An Ilderton resident is calling out Middlesex Centre Council, after discovering his water and sewer bill is two and a half times higher than what people in nearby Lucan are paying.
Homeowners are paying hundreds in surcharges on top of annual increases so the municipality can build up a provincially-mandated reserve for water and sewer emergencies.
With no major industrial customers located in Middlesex Centre, the burden falls solely on ratepayers like Gus Bilotta.
“Middlesex Centre is becoming ‘utility poor’ between the price of electricity and the water rates we’re paying,” he said. “It’s not sustainable anymore, it’s becoming unaffordable. They want to attract young families to this community but I don’t see how they can do that with the utility rates that we’re paying here.”
Since starting a Facebook page to raise awareness about the situation, his bi-monthly water and sewer bill has climbed to roughly $650.
“I did a straight up comparison with the exact usage I had for those two months with London and Lucan,” Bilotta said. “If I were in Lucan for that same water bill and the same usage, I would have paid $250 for that two month period. That’s $400 more than I paid here in Ilderton. In London, I would have paid half the amount.”
Middlesex Centre manages a collection of small water systems that are spread out, rather than operating one large system. There’s only 3,300 ratepayers in Middlesex Centre, and with no major industry, households constitute 99% of all the cost for water and sewer.

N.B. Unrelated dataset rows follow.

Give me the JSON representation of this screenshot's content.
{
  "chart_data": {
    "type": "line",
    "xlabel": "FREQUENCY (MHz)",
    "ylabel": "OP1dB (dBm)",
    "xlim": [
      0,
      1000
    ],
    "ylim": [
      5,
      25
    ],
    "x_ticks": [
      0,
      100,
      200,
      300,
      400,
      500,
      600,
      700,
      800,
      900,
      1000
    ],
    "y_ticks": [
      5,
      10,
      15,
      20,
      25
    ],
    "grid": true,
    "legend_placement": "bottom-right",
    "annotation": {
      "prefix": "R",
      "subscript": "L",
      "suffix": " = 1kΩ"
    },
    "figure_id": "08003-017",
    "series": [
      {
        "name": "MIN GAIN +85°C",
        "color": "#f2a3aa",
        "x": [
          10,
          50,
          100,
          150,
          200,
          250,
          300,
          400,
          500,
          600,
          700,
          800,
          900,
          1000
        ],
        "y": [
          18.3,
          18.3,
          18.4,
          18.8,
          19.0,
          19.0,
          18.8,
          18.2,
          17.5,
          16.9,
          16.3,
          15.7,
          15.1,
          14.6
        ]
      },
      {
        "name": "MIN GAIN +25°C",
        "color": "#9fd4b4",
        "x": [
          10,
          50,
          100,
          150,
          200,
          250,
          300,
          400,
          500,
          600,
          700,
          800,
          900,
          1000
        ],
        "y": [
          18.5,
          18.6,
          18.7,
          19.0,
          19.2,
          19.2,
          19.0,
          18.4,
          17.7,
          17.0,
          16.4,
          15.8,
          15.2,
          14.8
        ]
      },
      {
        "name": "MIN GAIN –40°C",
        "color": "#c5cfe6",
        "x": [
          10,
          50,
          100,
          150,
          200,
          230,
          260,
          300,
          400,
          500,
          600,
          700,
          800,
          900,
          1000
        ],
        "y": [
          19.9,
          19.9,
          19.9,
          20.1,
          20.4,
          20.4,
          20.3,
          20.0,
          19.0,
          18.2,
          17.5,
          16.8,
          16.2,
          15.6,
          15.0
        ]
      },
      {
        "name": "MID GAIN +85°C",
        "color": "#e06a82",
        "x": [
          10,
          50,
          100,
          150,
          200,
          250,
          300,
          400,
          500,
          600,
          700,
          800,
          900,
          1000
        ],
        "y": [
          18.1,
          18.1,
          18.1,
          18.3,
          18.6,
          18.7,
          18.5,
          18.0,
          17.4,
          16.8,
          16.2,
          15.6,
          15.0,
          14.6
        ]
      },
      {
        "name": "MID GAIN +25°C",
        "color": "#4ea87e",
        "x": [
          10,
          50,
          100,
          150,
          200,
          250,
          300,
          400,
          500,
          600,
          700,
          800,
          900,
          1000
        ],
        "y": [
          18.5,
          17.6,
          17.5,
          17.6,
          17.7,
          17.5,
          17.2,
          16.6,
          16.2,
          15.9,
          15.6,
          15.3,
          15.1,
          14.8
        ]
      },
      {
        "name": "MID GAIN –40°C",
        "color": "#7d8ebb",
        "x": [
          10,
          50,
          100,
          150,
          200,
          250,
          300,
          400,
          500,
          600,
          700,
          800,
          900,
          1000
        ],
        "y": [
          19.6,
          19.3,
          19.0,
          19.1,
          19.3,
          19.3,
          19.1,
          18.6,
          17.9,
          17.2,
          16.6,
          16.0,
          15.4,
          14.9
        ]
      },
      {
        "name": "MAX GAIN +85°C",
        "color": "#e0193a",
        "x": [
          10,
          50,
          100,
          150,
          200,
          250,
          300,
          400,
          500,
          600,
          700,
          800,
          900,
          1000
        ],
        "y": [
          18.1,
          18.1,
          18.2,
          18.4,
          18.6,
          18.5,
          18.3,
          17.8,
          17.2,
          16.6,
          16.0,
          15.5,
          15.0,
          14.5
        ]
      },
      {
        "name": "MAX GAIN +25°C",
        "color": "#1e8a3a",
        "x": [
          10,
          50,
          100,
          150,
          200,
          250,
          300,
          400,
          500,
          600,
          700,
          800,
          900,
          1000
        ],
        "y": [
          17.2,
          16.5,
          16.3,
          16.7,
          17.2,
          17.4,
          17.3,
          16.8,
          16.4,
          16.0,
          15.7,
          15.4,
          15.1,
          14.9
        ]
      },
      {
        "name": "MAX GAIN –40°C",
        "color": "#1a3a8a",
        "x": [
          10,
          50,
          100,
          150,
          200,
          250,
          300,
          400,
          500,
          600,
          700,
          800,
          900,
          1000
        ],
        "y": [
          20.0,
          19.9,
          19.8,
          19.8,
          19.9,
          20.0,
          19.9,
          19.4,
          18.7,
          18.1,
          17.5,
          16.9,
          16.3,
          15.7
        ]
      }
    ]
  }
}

Surcharges start at $100 bi-monthly, and increase depending on the size of the home.
Bilotta wants the surcharge tacked onto property taxes, since rural homeowners who still use well-water or septic tanks have essentially been exempt from paying the surcharges.
“Their feeling is ‘why should we pay into a system we don’t use?’ however we are a community that is growing and thriving so we believe that the burden should be shared among all residents, regardless of whether they’re on well, septic, or municipal sewer and water, and that levy should be on our property taxes,” he said. “In other words, all of us would be paying a smaller amount towards the benefit of the community.”
Bilotta is also criticizing Middlesex Centre Council for not involving the public in the decision-making process like Oxford County did.
“They [Oxford County officials] state that ‘yes, we’ve had to raise our water and waste water rates but we did so after public consultation, townhalls, and resident consultations,'” he said. “There was nothing of the sort here in Middlesex Centre. Everything was done behind closed doors, outside of public consultation, and that seems to be the norm with this Council, regardless of the decision they make.”
Unless there’s an influx of new residents or industry, municipal officials estimate they won’t raise the needed reserve funds until at least 2025.
“How are you going to attract young families or businesses when the rates are so high?” Bilotta questioned.